The change, announced Jan. 14, means that religious workers from other countries who are in the United States on an R-1 temporary visa will no longer have to spend a year in their home countries when their visas expire before applying for a new one.
The temporary visas are good for 2½ years, and can be renewed for another 2½ years before the worker must leave the country.
Workers on R-1 visas still will have to return to their home countries when their visas expire after five years, Rojas explained, but there is no longer any minimum time period.
“They could go for a month or for a week, on vacation or to see their families,” she said.
With shorter absences, they can return to their previous assignments with a minimum of disruption, she said.
The change was announced two days after Archbishop Paul Coakley of Oklahoma City, president of the U.S. Conference of Catholic Bishops, met with President Donald Trump, Vice President JD Vance and other officials at the White House.
“We are tremendously grateful for the administration’s work to address certain challenges facing foreign-born religious workers, their employers, and the American communities they serve,” said Archbishop Coakley and Bishop Brendan J. Cahill, chairman of the USCCB’s Committee on Migration, said in a statement.
Rojas said that before hearing the news, she was planning to tell some of the priests and religious sisters who work in the archdiocese on R-1 visas that they would have to go home.
There are currently about 57 people on R-1 visas in the archdiocese, mostly priests ministering in parishes and religious sisters, she said.

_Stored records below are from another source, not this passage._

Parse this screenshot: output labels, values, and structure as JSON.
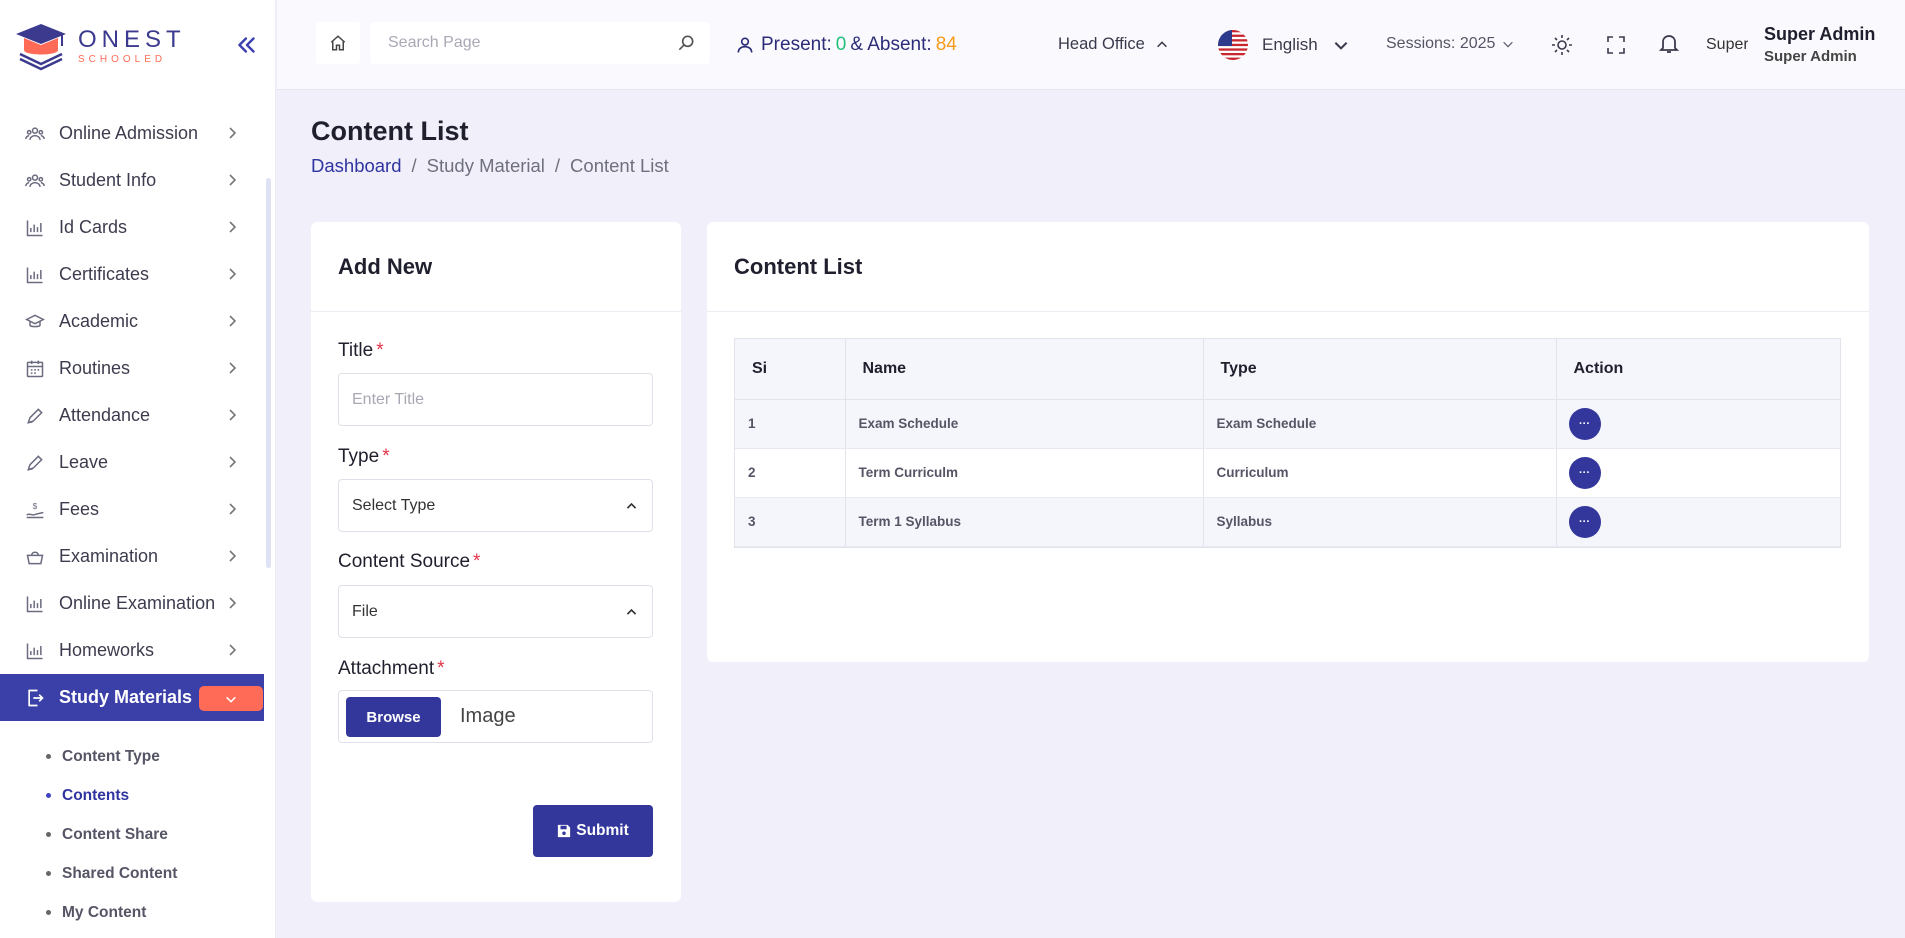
{
  "brand": {
    "name": "ONEST",
    "tagline": "SCHOOLED"
  },
  "header": {
    "search_placeholder": "Search Page",
    "present_label": "Present:",
    "present_value": "0",
    "absent_label": "& Absent:",
    "absent_value": "84",
    "branch": "Head Office",
    "language": "English",
    "sessions": "Sessions: 2025",
    "avatar_alt": "Super",
    "user_name": "Super Admin",
    "user_role": "Super Admin"
  },
  "sidebar": {
    "items": [
      {
        "label": "Online Admission",
        "icon": "users-icon"
      },
      {
        "label": "Student Info",
        "icon": "users-icon"
      },
      {
        "label": "Id Cards",
        "icon": "chart-icon"
      },
      {
        "label": "Certificates",
        "icon": "chart-icon"
      },
      {
        "label": "Academic",
        "icon": "graduation-cap-icon"
      },
      {
        "label": "Routines",
        "icon": "calendar-icon"
      },
      {
        "label": "Attendance",
        "icon": "pen-icon"
      },
      {
        "label": "Leave",
        "icon": "pen-icon"
      },
      {
        "label": "Fees",
        "icon": "money-icon"
      },
      {
        "label": "Examination",
        "icon": "basket-icon"
      },
      {
        "label": "Online Examination",
        "icon": "chart-icon"
      },
      {
        "label": "Homeworks",
        "icon": "chart-icon"
      },
      {
        "label": "Study Materials",
        "icon": "logout-icon",
        "active": true
      }
    ],
    "subitems": [
      {
        "label": "Content Type"
      },
      {
        "label": "Contents",
        "active": true
      },
      {
        "label": "Content Share"
      },
      {
        "label": "Shared Content"
      },
      {
        "label": "My Content"
      }
    ]
  },
  "page": {
    "title": "Content List",
    "breadcrumb": [
      "Dashboard",
      "Study Material",
      "Content List"
    ]
  },
  "form": {
    "heading": "Add New",
    "title_label": "Title",
    "title_placeholder": "Enter Title",
    "type_label": "Type",
    "type_value": "Select Type",
    "source_label": "Content Source",
    "source_value": "File",
    "attachment_label": "Attachment",
    "browse_label": "Browse",
    "file_placeholder": "Image",
    "submit_label": "Submit",
    "required_mark": "*"
  },
  "list": {
    "heading": "Content List",
    "columns": [
      "Si",
      "Name",
      "Type",
      "Action"
    ],
    "action_label": "···",
    "rows": [
      {
        "si": "1",
        "name": "Exam Schedule",
        "type": "Exam Schedule"
      },
      {
        "si": "2",
        "name": "Term Curriculm",
        "type": "Curriculum"
      },
      {
        "si": "3",
        "name": "Term 1 Syllabus",
        "type": "Syllabus"
      }
    ]
  },
  "colors": {
    "primary": "#33379b",
    "accent": "#ff6b57",
    "present": "#22c07a",
    "absent": "#f59a1a"
  }
}
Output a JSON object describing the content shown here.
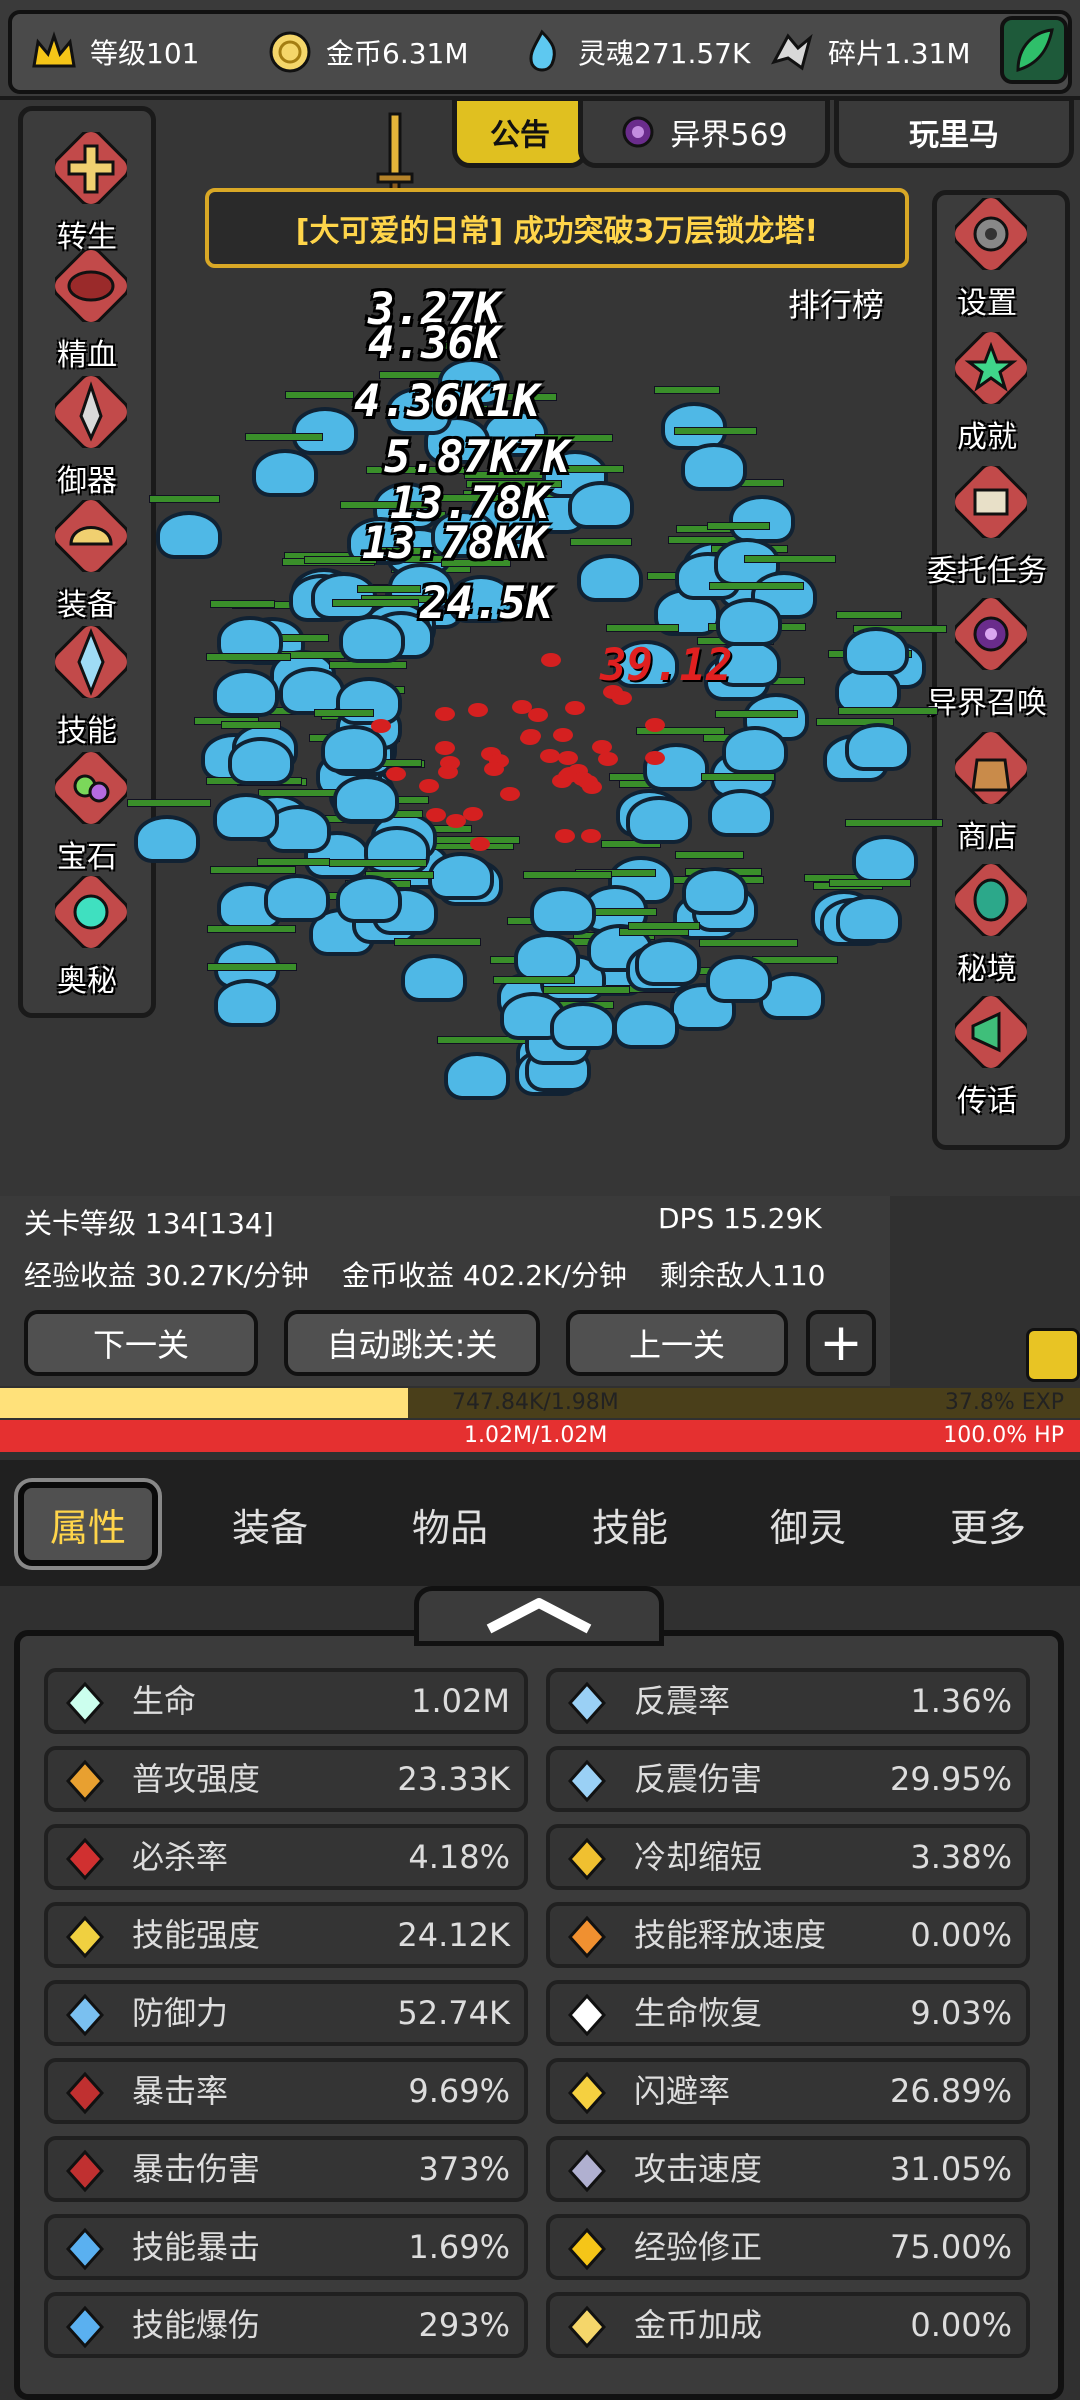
{
  "top_resources": [
    {
      "icon": "crown-icon",
      "label": "等级101"
    },
    {
      "icon": "gold-coin-icon",
      "label": "金币6.31M"
    },
    {
      "icon": "soul-icon",
      "label": "灵魂271.57K"
    },
    {
      "icon": "fragment-icon",
      "label": "碎片1.31M"
    }
  ],
  "top_tabs": {
    "notice": "公告",
    "otherworld": "异界569",
    "player": "玩里马"
  },
  "banner": "[大可爱的日常] 成功突破3万层锁龙塔!",
  "rank_label": "排行榜",
  "left_menu": [
    "转生",
    "精血",
    "御器",
    "装备",
    "技能",
    "宝石",
    "奥秘"
  ],
  "right_menu": [
    "设置",
    "成就",
    "委托任务",
    "异界召唤",
    "商店",
    "秘境",
    "传话"
  ],
  "damage_numbers": [
    "3.27K",
    "4.36K",
    "4.36K1K",
    "5.87K7K",
    "13.78K",
    "13.78KK",
    "24.5K"
  ],
  "red_hit": "39.12",
  "stage": {
    "level": "关卡等级 134[134]",
    "dps": "DPS 15.29K",
    "exp_rate": "经验收益 30.27K/分钟",
    "gold_rate": "金币收益 402.2K/分钟",
    "enemies": "剩余敌人110"
  },
  "nav_buttons": {
    "next": "下一关",
    "auto": "自动跳关:关",
    "prev": "上一关",
    "plus": "+"
  },
  "exp": {
    "text": "747.84K/1.98M",
    "percent": "37.8% EXP",
    "fraction": 0.378
  },
  "hp": {
    "text": "1.02M/1.02M",
    "percent": "100.0%  HP",
    "fraction": 1.0
  },
  "bottom_tabs": [
    "属性",
    "装备",
    "物品",
    "技能",
    "御灵",
    "更多"
  ],
  "stats_left": [
    {
      "name": "生命",
      "value": "1.02M",
      "icon": "life-icon"
    },
    {
      "name": "普攻强度",
      "value": "23.33K",
      "icon": "attack-icon"
    },
    {
      "name": "必杀率",
      "value": "4.18%",
      "icon": "lethal-icon"
    },
    {
      "name": "技能强度",
      "value": "24.12K",
      "icon": "skill-power-icon"
    },
    {
      "name": "防御力",
      "value": "52.74K",
      "icon": "shield-icon"
    },
    {
      "name": "暴击率",
      "value": "9.69%",
      "icon": "crit-rate-icon"
    },
    {
      "name": "暴击伤害",
      "value": "373%",
      "icon": "crit-damage-icon"
    },
    {
      "name": "技能暴击",
      "value": "1.69%",
      "icon": "skill-crit-icon"
    },
    {
      "name": "技能爆伤",
      "value": "293%",
      "icon": "skill-crit-damage-icon"
    }
  ],
  "stats_right": [
    {
      "name": "反震率",
      "value": "1.36%",
      "icon": "reflect-rate-icon"
    },
    {
      "name": "反震伤害",
      "value": "29.95%",
      "icon": "reflect-damage-icon"
    },
    {
      "name": "冷却缩短",
      "value": "3.38%",
      "icon": "cooldown-icon"
    },
    {
      "name": "技能释放速度",
      "value": "0.00%",
      "icon": "cast-speed-icon"
    },
    {
      "name": "生命恢复",
      "value": "9.03%",
      "icon": "regen-icon"
    },
    {
      "name": "闪避率",
      "value": "26.89%",
      "icon": "dodge-icon"
    },
    {
      "name": "攻击速度",
      "value": "31.05%",
      "icon": "attack-speed-icon"
    },
    {
      "name": "经验修正",
      "value": "75.00%",
      "icon": "exp-crown-icon"
    },
    {
      "name": "金币加成",
      "value": "0.00%",
      "icon": "gold-bonus-icon"
    }
  ],
  "colors": {
    "gold": "#ffd54a",
    "exp": "#ffe17a",
    "hp": "#e53030",
    "slime": "#4fb8e6"
  }
}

The five-year maximum term of such visas did not present a problem until recently, she said. Priests and other religious workers who came to minister in parishes in the United States used to be able to apply for a different kind of visa, one that offered a path to permanent residency, and usually have it approved well before their five years ran out, Rojas said.
But a 2023 change in the way such visas were allocated created a major backlog, and now the wait to get such a visa is estimated at about 30 years, she said, adding that there are about 300,000 people in line for the 9,940 visas that are available each year.
This year, the first people who were caught in the backlog are set to have their temporary visas expire.
“We are very grateful to the administration for this,” Rojas said. “The administration fixed a regulation, which was within their power.”
Congress would have to change the law for more complete solutions such as making more permanent visas available for religious workers, or dispensing entirely with the requirement that workers leave the country when their visas expire, she explained.
A bill introduced in Congress last year, the Religious Workers Protection Act, would allow religious workers to continue to extend their R-1 visas until they can apply for a visa for permanent residency without having to leave the country, and allow them to change employers during that time period.
That would mean, for example, that a priest ministering in the Archdiocese of Chicago could move to a new diocese without losing their place in line, something that is impossible now, Rojas said.
The bill has been assigned to the Senate judiciary committee, but it has not yet had a committee hearing.